Kinerja Bukit Asam Tak Terpengaruh Kasus Floating Crane
Jumat, 30 April 2010 15:14 WIB
“Tidak sama sekali terganggu, direksi masih bekerja sebagaimana biasa,“ kata Sudarto dalam keterangan persnya di Palembang, Jumat (30/4).
Dijelaskan Sudarto, kasus floating crone atau pengadaan alat bongkar muat batubara dengan di Pelabuhan Tarahan Bandar Lampung, merupakan kebijakan bisnis yang rasional dari Bukit Asam dengan perencanaan batubara yang matang.
Bukit Asam, kata Sudarto, telah mengantisipasi pertumbuhan dan permintaan batubara yang makin besar pada tahun-tahun mendatang.

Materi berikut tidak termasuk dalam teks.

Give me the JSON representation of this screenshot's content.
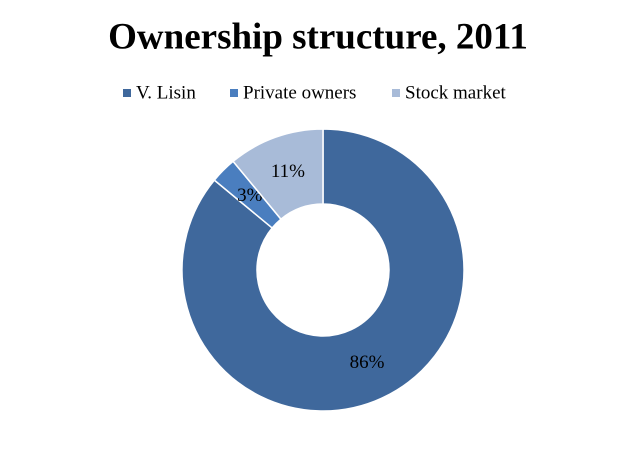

Hal ini, kata dia sesuai dengan target jangka panjang perseroaan dan sesuai dengan kontrak antara Bukit Asam dengan PT Kereta Api 12 Oktober 2009.
Angkutan kereta PT Kereta Api ditargetkan mencapai 22,7 juta ton per tahun. Untuk mengantisipasi kenaikan angkutan kereta api secara bertahap tersebut. Bukit Asam sedang mempersiapkan penambahan shiploader (alat muat batubara ke kapal) baru di Palabuhan Tarahan, sehingga nantinya bisa mengisi 2 (dua) kapal secara secara bersamaan yang diperkirakan selesai tahun 2012.
“Sebelum shiploader ini selesai, Bukit Asam di Pelabuhan Tarahanan. Dengan alat ini dimungkinkan pemuatan dua kapal yang datang secara bersamaan di shiploader dan floating crane,” katanya.
Lagipula, kata Sudarto, floting crane tidak dibeli tapi dengan system kontrak jasa. Nilai kontrak jasa sebesar Rp 362,34 miliar dengan total tonase 10,8 juta ton untuk waktu 36 bulan.
Dia juga membantah jika dua pejabat Bukit Asam sudah ditetapkan menjadi tersangka dalam kasus floting crone. “Sampai saat ini, kami belum menerima surat pemberitahuan itu,” katanya.
Ia juga mengakui jika dalam kasus floting crone itu, sudah ada 18 pejabat Bukit Asam di mintai klarifikasi soal floting crone termasuk tiga direksi oleh Kejaksaan Agung. Kasus ini mencuat karena ada laporan dari masyarakat terkait dengan dugaan penyimpangan jasa pengangkutan muatan batubara dengan menggunakan floting crone.